The Okuno Lab aims to develop both the theoretical and experimental methods needed to understand the chemicophysical nature of ligand-protein and protein-protein interactions at the molecular level.
We put emphasis on understanding the roles of solvent (e.g., water) and weak noncovalent interactions such as NH-π and CH-π interactions in ligand-protein and protein-protein binding processes. Nuclear Magnetic Resonance Spectroscopy (NMR) is a powerful technique that provides atomic-level information about proteins and protein interactions. We use NMR spectroscopy as well as other experimental and computational approaches to unravel challenging biological processes.
Current projects in the lab include:
The role of water in protein-ligand association
Water is the most abundant molecule in any biological system. Elucidating the molecular details of how water molecules interact with proteins is therefore critical for understanding any types of biological processes.
By taking advantage of the fact that water molecules generate weak magnetic fields, we investigate how water molecules interact with a protein at the atomic level. For example, NMR observable known as the nuclear Overhauser effect (NOE) provides rich information about both the dynamic and energetic of water-protein interactions. We aim to develop new experimental methods to detect weak water-NOE signals and develop a theoretical basis to rigorously interpret the experiments.
We aim to extend the well-known Bloch-Wagness-Redfield (BWR) theory to elucidate the multi-quantum coherences between protein and bulk water spins that are usually neglected to investigate the effects of cross-correlations between two proton spins on the water molecule.
The weak noncovalent protein-ligand interactions in IDP
Many drugs and other small molecule ligands utilize weak noncovalent interactions to bind to their targets. For example, many drugs consist of aromatic groups capable of NH-π and/or CH-π interactions with a protein surface.

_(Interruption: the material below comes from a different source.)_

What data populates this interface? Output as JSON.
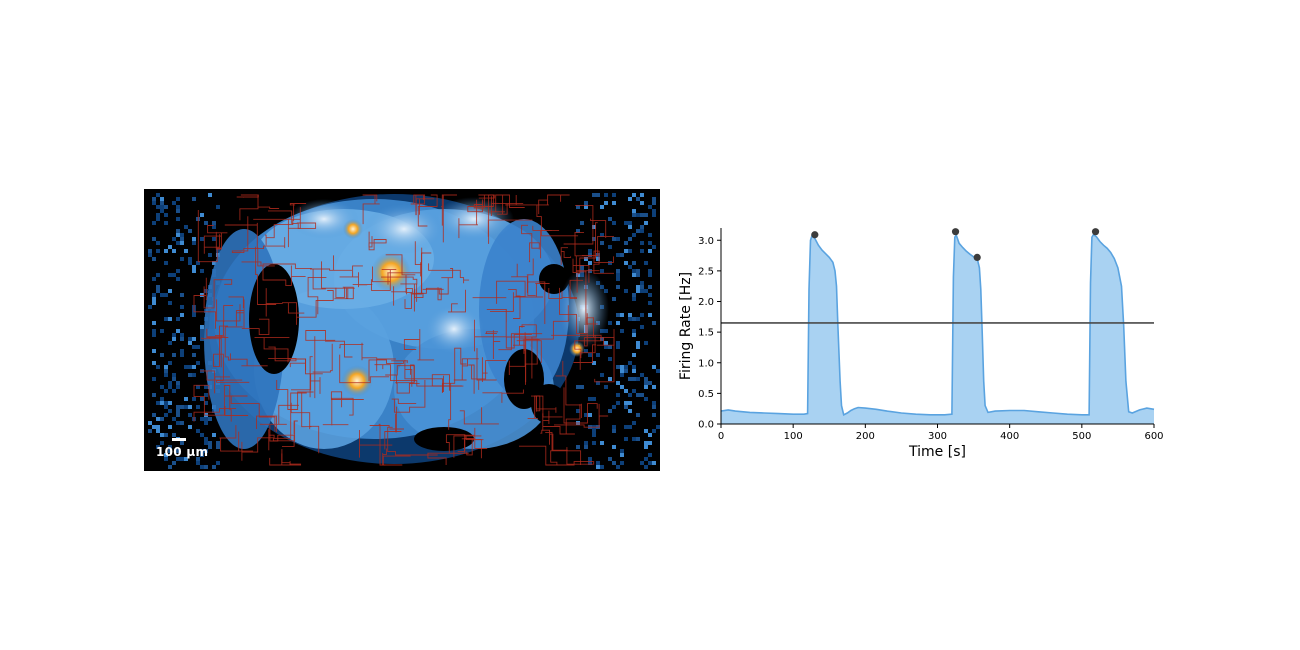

NMR spectroscopy enables direct detections of NH-π, CH-π, and CH-CH interactions at atomic resolution by so-called “through-space” J-coupling. The J-coupling can be detected only when there is an electron cloud between the two nuclei, thereby providing the direct evidence of the existence of hydrogen bonds. We aim to develop new experimental methods to measure through-space J-coupling tailored to probe ligand-protein interactions.
Probing the molecular forces in protein aggregation and in liquid-liquid phase separation
The amyloid beta peptides known as Aβ(1-42) and Aβ(1-40) rapidly form aggregation species and the aggregates are known to be involved in Alzheimer’s disease. Many drugs are targeted to prevent these aggregation pathways of Aβ peptides. However, not much is known about the mechanisms of how Aβ peptides form these aggregates at the molecular level. Using the NMR as well as other experimental techniques, we explore what chemical forces drive the early stage of Aβ peptides aggregation processes with the ultimate goal to develop a new therapy for Alzheimer’s diseases and other neurodegenerative diseases.